Chen would know. He grew up in Beijing before moving to the U.S. in the mid-’80s, founding a company that developed scientific instruments for the agricultural industry. One device tracked photosynthesis. Others were similarly practical, but not exactly enthralling. “I was basically bored.”
Settling in the small Washington town of Camas along the Columbia River, Chen started a company, Inventist, that explored more electrifying ways to engage with the outdoors. Its AquaSkipper allowed people to hop across water. But nothing caught on quite like the Solowheel and Hovertrax, better known as the hoverboard.
Invented in 2010, the former functions more like an e-bike, Chen says. A 1,500-watt motor allows Solowheel pros to reach 10 miles per hour and finish the last leg of their commutes more sustainably.

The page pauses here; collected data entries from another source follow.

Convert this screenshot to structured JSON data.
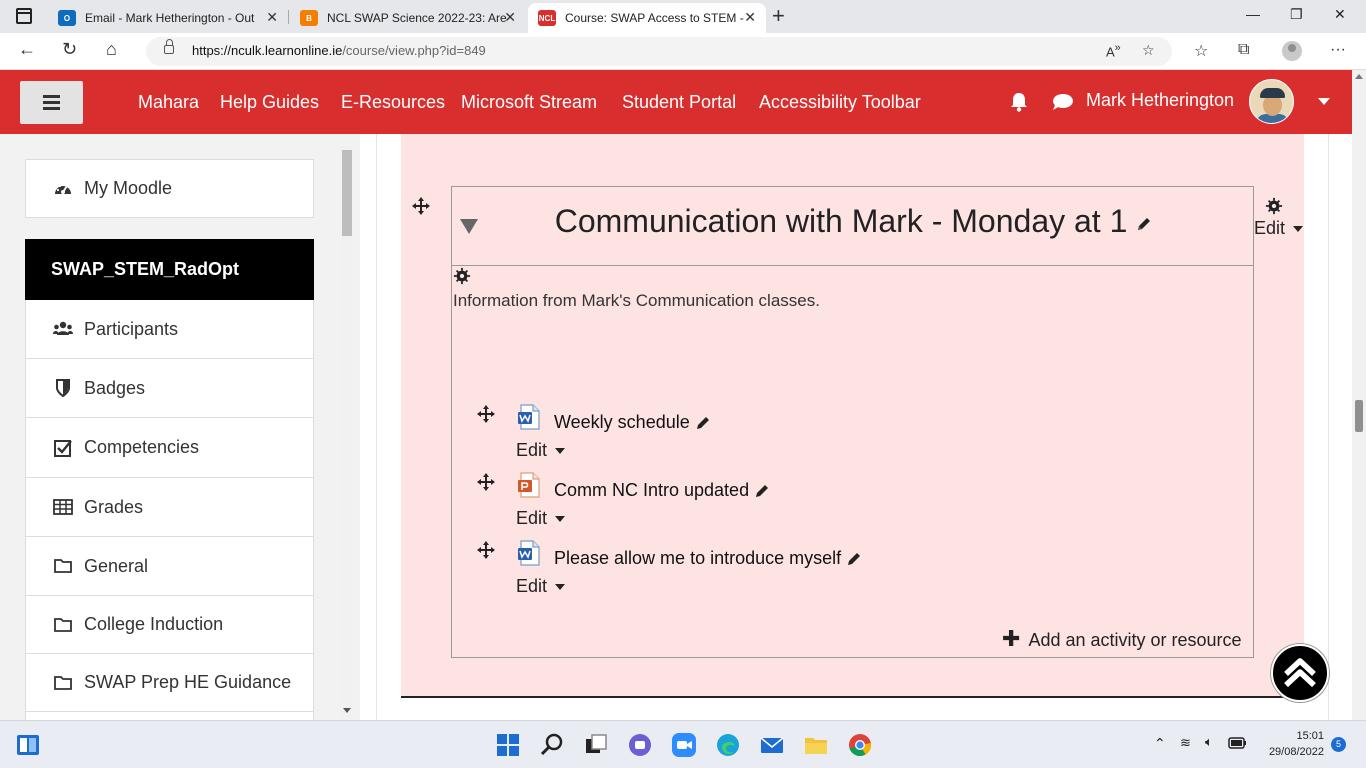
{
  "browser": {
    "tabs": [
      {
        "title": "Email - Mark Hetherington - Out",
        "favicon": "outlook-icon",
        "favicon_color": "#0f6cbd"
      },
      {
        "title": "NCL SWAP Science 2022-23: Are",
        "favicon": "blogger-icon",
        "favicon_color": "#f57d00"
      },
      {
        "title": "Course: SWAP Access to STEM -",
        "favicon": "ncl-icon",
        "favicon_color": "#d92e2e",
        "favicon_text": "NCL"
      }
    ],
    "url_host": "https://nculk.learnonline.ie",
    "url_path": "/course/view.php?id=849"
  },
  "header": {
    "nav_links": [
      "Mahara",
      "Help Guides",
      "E-Resources",
      "Microsoft Stream",
      "Student Portal",
      "Accessibility Toolbar"
    ],
    "user_name": "Mark Hetherington",
    "brand_color": "#d92e2e"
  },
  "sidebar": {
    "items": [
      {
        "label": "My Moodle",
        "icon": "dashboard-icon"
      },
      {
        "label": "SWAP_STEM_RadOpt",
        "icon": ""
      },
      {
        "label": "Participants",
        "icon": "users-icon"
      },
      {
        "label": "Badges",
        "icon": "shield-icon"
      },
      {
        "label": "Competencies",
        "icon": "checkbox-icon"
      },
      {
        "label": "Grades",
        "icon": "table-icon"
      },
      {
        "label": "General",
        "icon": "folder-icon"
      },
      {
        "label": "College Induction",
        "icon": "folder-icon"
      },
      {
        "label": "SWAP Prep HE Guidance",
        "icon": "folder-icon"
      }
    ]
  },
  "section": {
    "title": "Communication with Mark - Monday at 1",
    "summary": "Information from Mark's Communication classes.",
    "edit_label": "Edit",
    "activities": [
      {
        "name": "Weekly schedule",
        "type": "word",
        "edit_label": "Edit"
      },
      {
        "name": "Comm NC Intro updated",
        "type": "powerpoint",
        "edit_label": "Edit"
      },
      {
        "name": "Please allow me to introduce myself",
        "type": "word",
        "edit_label": "Edit"
      }
    ],
    "add_activity_label": "Add an activity or resource",
    "panel_color": "#fde4e2"
  },
  "taskbar": {
    "time": "15:01",
    "date": "29/08/2022",
    "notifications": "5"
  }
}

They lean forward to accelerate and backward to brake, with a circular stabilizer somewhat miraculously keeping them steady all the while.
Image: Carlton Canary
The hoverboard, that ubiquitous platform with wheels, is more like a toy. A very popular toy. Chinese manufacturers have produced millions of them at prices so low that Chen ultimately decided he could not compete. He licensed the Hovertrax patent to Razor and essentially shut down Inventist operations.
But the company still exists, Chen will remind you, as long as his mind keeps racing for new ways to change the way we move. Lately he’s focused on standup paddleboarding. Keeping the vessel straight requires switching paddle hands every two strokes, he’s observed. What if it didn’t?
As he mulls that question, Chen’s also working on some tweaks to his original creations. Because for all their sales, copycats are still pretty unoriginal.